Influences of other non-Chinese ethnic groups, apart from what I already wrote about the Turk peoples? Buddhism, Islam, warfare (weaponry & tactics), perhaps (well, probably) influence on literature & arts. Esp. during Tang we have quite a lot of foreign students & scholars in ChangAn, not only being influenced, but also influencing.


I was not saying that these languages bear any similarity (why would you think that ?).
Yes, why would I.

I was just giving very random comparison that if Latin languages in Europe (the big chunk in term of population) were Chinese languages (Mandarin, Wu, Hokkien, Cantonese...), then the relation between Japanese and Chinese is similar to the relation between Latin languages and English, because English comes half from French/Latin and half from Anglo-Saxon/Norse (the same way as Japanese comes half from Chinese and half from the Yamato language, itself possibly a mix of Ainu and Old Korean).
Since Japanese is a different language family from Chinese, while both Germanic & Romance languages belong to one & the same, the comparison still limps, IMO.

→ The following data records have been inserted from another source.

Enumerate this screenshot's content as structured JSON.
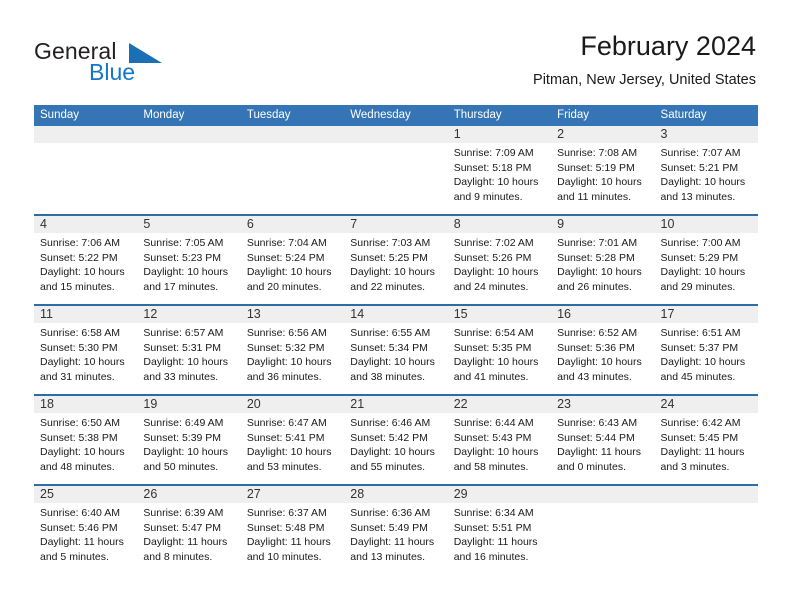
{
  "brand": {
    "name_top": "General",
    "name_bottom": "Blue",
    "accent_color": "#1b6fb5"
  },
  "header": {
    "title": "February 2024",
    "subtitle": "Pitman, New Jersey, United States"
  },
  "theme": {
    "header_blue": "#3575b5",
    "rule_blue": "#2e6da4",
    "daynum_band": "#efefef"
  },
  "weekdays": [
    "Sunday",
    "Monday",
    "Tuesday",
    "Wednesday",
    "Thursday",
    "Friday",
    "Saturday"
  ],
  "weeks": [
    [
      {
        "day": "",
        "lines": []
      },
      {
        "day": "",
        "lines": []
      },
      {
        "day": "",
        "lines": []
      },
      {
        "day": "",
        "lines": []
      },
      {
        "day": "1",
        "lines": [
          "Sunrise: 7:09 AM",
          "Sunset: 5:18 PM",
          "Daylight: 10 hours",
          "and 9 minutes."
        ]
      },
      {
        "day": "2",
        "lines": [
          "Sunrise: 7:08 AM",
          "Sunset: 5:19 PM",
          "Daylight: 10 hours",
          "and 11 minutes."
        ]
      },
      {
        "day": "3",
        "lines": [
          "Sunrise: 7:07 AM",
          "Sunset: 5:21 PM",
          "Daylight: 10 hours",
          "and 13 minutes."
        ]
      }
    ],
    [
      {
        "day": "4",
        "lines": [
          "Sunrise: 7:06 AM",
          "Sunset: 5:22 PM",
          "Daylight: 10 hours",
          "and 15 minutes."
        ]
      },
      {
        "day": "5",
        "lines": [
          "Sunrise: 7:05 AM",
          "Sunset: 5:23 PM",
          "Daylight: 10 hours",
          "and 17 minutes."
        ]
      },
      {
        "day": "6",
        "lines": [
          "Sunrise: 7:04 AM",
          "Sunset: 5:24 PM",
          "Daylight: 10 hours",
          "and 20 minutes."
        ]
      },
      {
        "day": "7",
        "lines": [
          "Sunrise: 7:03 AM",
          "Sunset: 5:25 PM",
          "Daylight: 10 hours",
          "and 22 minutes."
        ]
      },
      {
        "day": "8",
        "lines": [
          "Sunrise: 7:02 AM",
          "Sunset: 5:26 PM",
          "Daylight: 10 hours",
          "and 24 minutes."
        ]
      },
      {
        "day": "9",
        "lines": [
          "Sunrise: 7:01 AM",
          "Sunset: 5:28 PM",
          "Daylight: 10 hours",
          "and 26 minutes."
        ]
      },
      {
        "day": "10",
        "lines": [
          "Sunrise: 7:00 AM",
          "Sunset: 5:29 PM",
          "Daylight: 10 hours",
          "and 29 minutes."
        ]
      }
    ],
    [
      {
        "day": "11",
        "lines": [
          "Sunrise: 6:58 AM",
          "Sunset: 5:30 PM",
          "Daylight: 10 hours",
          "and 31 minutes."
        ]
      },
      {
        "day": "12",
        "lines": [
          "Sunrise: 6:57 AM",
          "Sunset: 5:31 PM",
          "Daylight: 10 hours",
          "and 33 minutes."
        ]
      },
      {
        "day": "13",
        "lines": [
          "Sunrise: 6:56 AM",
          "Sunset: 5:32 PM",
          "Daylight: 10 hours",
          "and 36 minutes."
        ]
      },
      {
        "day": "14",
        "lines": [
          "Sunrise: 6:55 AM",
          "Sunset: 5:34 PM",
          "Daylight: 10 hours",
          "and 38 minutes."
        ]
      },
      {
        "day": "15",
        "lines": [
          "Sunrise: 6:54 AM",
          "Sunset: 5:35 PM",
          "Daylight: 10 hours",
          "and 41 minutes."
        ]
      },
      {
        "day": "16",
        "lines": [
          "Sunrise: 6:52 AM",
          "Sunset: 5:36 PM",
          "Daylight: 10 hours",
          "and 43 minutes."
        ]
      },
      {
        "day": "17",
        "lines": [
          "Sunrise: 6:51 AM",
          "Sunset: 5:37 PM",
          "Daylight: 10 hours",
          "and 45 minutes."
        ]
      }
    ],
    [
      {
        "day": "18",
        "lines": [
          "Sunrise: 6:50 AM",
          "Sunset: 5:38 PM",
          "Daylight: 10 hours",
          "and 48 minutes."
        ]
      },
      {
        "day": "19",
        "lines": [
          "Sunrise: 6:49 AM",
          "Sunset: 5:39 PM",
          "Daylight: 10 hours",
          "and 50 minutes."
        ]
      },
      {
        "day": "20",
        "lines": [
          "Sunrise: 6:47 AM",
          "Sunset: 5:41 PM",
          "Daylight: 10 hours",
          "and 53 minutes."
        ]
      },
      {
        "day": "21",
        "lines": [
          "Sunrise: 6:46 AM",
          "Sunset: 5:42 PM",
          "Daylight: 10 hours",
          "and 55 minutes."
        ]
      },
      {
        "day": "22",
        "lines": [
          "Sunrise: 6:44 AM",
          "Sunset: 5:43 PM",
          "Daylight: 10 hours",
          "and 58 minutes."
        ]
      },
      {
        "day": "23",
        "lines": [
          "Sunrise: 6:43 AM",
          "Sunset: 5:44 PM",
          "Daylight: 11 hours",
          "and 0 minutes."
        ]
      },
      {
        "day": "24",
        "lines": [
          "Sunrise: 6:42 AM",
          "Sunset: 5:45 PM",
          "Daylight: 11 hours",
          "and 3 minutes."
        ]
      }
    ],
    [
      {
        "day": "25",
        "lines": [
          "Sunrise: 6:40 AM",
          "Sunset: 5:46 PM",
          "Daylight: 11 hours",
          "and 5 minutes."
        ]
      },
      {
        "day": "26",
        "lines": [
          "Sunrise: 6:39 AM",
          "Sunset: 5:47 PM",
          "Daylight: 11 hours",
          "and 8 minutes."
        ]
      },
      {
        "day": "27",
        "lines": [
          "Sunrise: 6:37 AM",
          "Sunset: 5:48 PM",
          "Daylight: 11 hours",
          "and 10 minutes."
        ]
      },
      {
        "day": "28",
        "lines": [
          "Sunrise: 6:36 AM",
          "Sunset: 5:49 PM",
          "Daylight: 11 hours",
          "and 13 minutes."
        ]
      },
      {
        "day": "29",
        "lines": [
          "Sunrise: 6:34 AM",
          "Sunset: 5:51 PM",
          "Daylight: 11 hours",
          "and 16 minutes."
        ]
      },
      {
        "day": "",
        "lines": []
      },
      {
        "day": "",
        "lines": []
      }
    ]
  ]
}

As for Korean, I compared it to German because German also imported many words from Latin/French, like Korean language imported words from Chinese (although probably Korean imported more words). Another similarity is that the English/Anglo-Saxon left their home region of Northern Germany for a big island next to it, and the Japanese left their home region of Korea for another big island (in fact 3, and Hokkaido became Japanese about at the same time as Ireland became British). In what way is that limping ?
Ah, you see, this explanation actually makes sense to me.